Sabine Hossenfelder author of Lost in Math: How Beauty Leads Physics Astray, thinks that avoiding cognitive bias is much more important than most of the topics she discusses. She offers a must-see optical illusion:
If a research topic receives a lot of media coverage, or scientists hear a lot about it from their colleagues, those researchers who do not correct for attentional bias are likely to overrate the scientific relevance of the topic.
There are many other biases that affect scientific research. Take for example loss aversion. This is more commonly known as “throwing good money after bad”. It means that if we have invested time or money into something, we are reluctant to let go of it and continue to invest in it even if it no longer makes sense, because getting out would mean admitting to ourselves that we made a mistake. Loss aversion is one of the reasons scientists continue to work on research agendas that have long stopped being promising.
But the most problematic cognitive bias in science is social reinforcement, also known as group think…Sabine Hossenfelder, “How Scientists Can Avoid Cognitive Bias” at BackRe(Action)
The biggest problem with group think, of course, is that only outsiders identify it easily and, well, they’re outsiders…
See also: Sabine Hossenfelder on why the anthropic principle is controversial. It’s controversial because it is sometimes used to support the idea of a multiverse. Otherwise, it should be common sense to assume that a venue in which we exist must feature conditions that allow for that. But the multiverse does not need logic, evidence, or science.
Follow UD News at Twitter!
One Reply to “Sabine Hossenfelder on avoiding cognitive biases”
Sabine underrates the forcible nature of two biases.
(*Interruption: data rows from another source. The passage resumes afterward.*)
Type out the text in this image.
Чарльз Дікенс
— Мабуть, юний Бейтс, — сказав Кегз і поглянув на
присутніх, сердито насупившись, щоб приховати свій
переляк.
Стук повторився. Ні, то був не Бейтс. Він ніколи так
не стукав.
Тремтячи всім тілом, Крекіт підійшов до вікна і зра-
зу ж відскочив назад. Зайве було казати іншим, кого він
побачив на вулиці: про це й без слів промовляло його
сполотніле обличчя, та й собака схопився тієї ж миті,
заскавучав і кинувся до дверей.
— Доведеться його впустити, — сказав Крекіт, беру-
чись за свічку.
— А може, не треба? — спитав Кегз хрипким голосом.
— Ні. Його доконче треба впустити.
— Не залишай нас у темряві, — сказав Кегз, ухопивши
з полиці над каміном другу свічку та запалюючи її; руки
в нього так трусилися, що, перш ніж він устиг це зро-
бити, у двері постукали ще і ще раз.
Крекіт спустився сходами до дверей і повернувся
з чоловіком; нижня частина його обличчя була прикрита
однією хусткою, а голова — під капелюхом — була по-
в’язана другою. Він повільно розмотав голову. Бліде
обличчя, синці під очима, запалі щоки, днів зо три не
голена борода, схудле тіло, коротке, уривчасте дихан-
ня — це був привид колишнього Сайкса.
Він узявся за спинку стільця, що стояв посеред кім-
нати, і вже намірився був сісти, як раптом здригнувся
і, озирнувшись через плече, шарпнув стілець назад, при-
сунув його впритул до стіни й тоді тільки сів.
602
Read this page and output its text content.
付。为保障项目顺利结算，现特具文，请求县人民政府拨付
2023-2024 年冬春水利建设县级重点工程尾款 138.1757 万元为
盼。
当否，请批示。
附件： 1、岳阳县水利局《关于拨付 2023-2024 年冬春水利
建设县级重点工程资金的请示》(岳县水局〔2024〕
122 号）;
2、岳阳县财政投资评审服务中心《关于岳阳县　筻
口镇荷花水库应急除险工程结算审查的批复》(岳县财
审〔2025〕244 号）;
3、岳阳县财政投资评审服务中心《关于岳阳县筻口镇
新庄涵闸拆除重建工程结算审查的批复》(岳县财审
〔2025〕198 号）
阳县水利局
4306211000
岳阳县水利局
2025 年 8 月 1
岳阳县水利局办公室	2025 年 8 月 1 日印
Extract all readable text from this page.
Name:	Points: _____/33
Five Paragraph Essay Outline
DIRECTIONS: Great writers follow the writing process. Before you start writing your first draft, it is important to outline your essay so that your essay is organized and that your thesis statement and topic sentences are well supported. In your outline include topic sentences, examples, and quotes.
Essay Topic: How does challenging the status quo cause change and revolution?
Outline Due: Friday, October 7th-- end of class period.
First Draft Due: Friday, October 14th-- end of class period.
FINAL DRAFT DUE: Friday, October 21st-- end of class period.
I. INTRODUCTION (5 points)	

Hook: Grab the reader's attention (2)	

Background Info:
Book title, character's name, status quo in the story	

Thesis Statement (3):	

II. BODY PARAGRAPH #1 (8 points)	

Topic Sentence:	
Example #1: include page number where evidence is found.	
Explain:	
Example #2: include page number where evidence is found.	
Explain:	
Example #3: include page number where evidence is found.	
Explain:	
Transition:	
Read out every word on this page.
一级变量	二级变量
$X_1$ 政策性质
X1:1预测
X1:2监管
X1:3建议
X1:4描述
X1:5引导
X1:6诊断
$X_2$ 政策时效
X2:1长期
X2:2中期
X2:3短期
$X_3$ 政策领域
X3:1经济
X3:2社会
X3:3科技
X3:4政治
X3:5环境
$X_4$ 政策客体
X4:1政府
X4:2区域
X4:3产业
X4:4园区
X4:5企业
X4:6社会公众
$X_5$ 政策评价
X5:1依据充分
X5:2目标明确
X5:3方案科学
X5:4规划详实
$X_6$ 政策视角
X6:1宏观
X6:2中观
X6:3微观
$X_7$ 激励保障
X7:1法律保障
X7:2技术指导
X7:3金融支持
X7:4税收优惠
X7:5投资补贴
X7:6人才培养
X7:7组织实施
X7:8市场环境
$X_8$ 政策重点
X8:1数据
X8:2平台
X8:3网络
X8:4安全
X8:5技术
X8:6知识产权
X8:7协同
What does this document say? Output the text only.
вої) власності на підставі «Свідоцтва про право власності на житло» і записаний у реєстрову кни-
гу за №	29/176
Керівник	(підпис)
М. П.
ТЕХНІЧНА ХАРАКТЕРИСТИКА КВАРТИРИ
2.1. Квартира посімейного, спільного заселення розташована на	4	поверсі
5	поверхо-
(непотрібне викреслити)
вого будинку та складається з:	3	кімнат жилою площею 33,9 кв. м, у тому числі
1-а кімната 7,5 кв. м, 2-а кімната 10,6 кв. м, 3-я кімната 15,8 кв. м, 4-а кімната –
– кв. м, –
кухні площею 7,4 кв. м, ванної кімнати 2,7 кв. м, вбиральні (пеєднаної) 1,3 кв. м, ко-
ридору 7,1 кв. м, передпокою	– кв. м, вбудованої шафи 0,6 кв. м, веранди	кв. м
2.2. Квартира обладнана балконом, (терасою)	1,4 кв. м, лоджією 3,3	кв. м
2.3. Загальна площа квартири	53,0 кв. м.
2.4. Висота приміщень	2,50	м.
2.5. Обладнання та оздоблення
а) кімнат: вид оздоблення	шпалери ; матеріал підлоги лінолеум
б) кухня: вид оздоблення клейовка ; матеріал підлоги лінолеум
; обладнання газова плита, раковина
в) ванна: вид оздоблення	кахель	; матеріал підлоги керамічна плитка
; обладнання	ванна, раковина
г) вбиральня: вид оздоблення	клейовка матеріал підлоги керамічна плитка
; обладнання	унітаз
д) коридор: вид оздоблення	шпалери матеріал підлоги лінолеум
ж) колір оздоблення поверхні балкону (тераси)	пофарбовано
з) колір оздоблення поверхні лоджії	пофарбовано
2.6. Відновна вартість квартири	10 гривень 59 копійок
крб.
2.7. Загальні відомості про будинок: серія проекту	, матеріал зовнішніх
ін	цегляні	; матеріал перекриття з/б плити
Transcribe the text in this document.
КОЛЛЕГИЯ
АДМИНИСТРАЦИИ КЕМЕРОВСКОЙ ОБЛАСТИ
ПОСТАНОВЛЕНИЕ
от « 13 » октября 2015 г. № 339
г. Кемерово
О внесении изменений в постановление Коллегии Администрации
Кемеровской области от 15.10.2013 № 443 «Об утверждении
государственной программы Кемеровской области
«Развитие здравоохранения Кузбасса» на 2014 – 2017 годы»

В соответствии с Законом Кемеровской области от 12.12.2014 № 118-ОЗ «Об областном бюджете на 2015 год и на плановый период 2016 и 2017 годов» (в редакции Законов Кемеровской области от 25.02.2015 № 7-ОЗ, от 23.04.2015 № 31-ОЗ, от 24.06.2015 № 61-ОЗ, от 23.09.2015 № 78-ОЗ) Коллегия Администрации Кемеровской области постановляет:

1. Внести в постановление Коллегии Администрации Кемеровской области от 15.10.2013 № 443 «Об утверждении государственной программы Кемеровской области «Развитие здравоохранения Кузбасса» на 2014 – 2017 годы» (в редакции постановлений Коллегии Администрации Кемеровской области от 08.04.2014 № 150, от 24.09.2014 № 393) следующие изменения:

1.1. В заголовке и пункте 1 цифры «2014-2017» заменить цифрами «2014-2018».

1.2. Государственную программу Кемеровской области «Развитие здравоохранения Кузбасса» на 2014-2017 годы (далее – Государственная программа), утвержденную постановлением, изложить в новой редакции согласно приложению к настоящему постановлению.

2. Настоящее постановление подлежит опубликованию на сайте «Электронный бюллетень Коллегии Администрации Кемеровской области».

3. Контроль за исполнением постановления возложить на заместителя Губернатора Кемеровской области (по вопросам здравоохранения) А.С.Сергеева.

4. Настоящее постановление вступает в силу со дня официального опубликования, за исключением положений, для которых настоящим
Most people are prone to groupthink or following the status leader, but tenure WEEDS OUT scientists who are not status-followers. The population is skewed toward followers. Peer review then enforces groupthink even more strongly among the selected ones.
Amortizing or sunk cost bias is enforced (at least in US) by the budget system of government grants. If you have a million-dollar grant and you find after two months of research that your hypothesis is poor, you should quit…. but you can’t. You need to use up all of the million ON THIS PROJECT before the end of the grant period, or else you won’t get another grant… and the university won’t get its 40% overhead share of the next grant. Other countries have a more sensible system where each lab gets a fixed amount of money per year, regardless of projects or completion.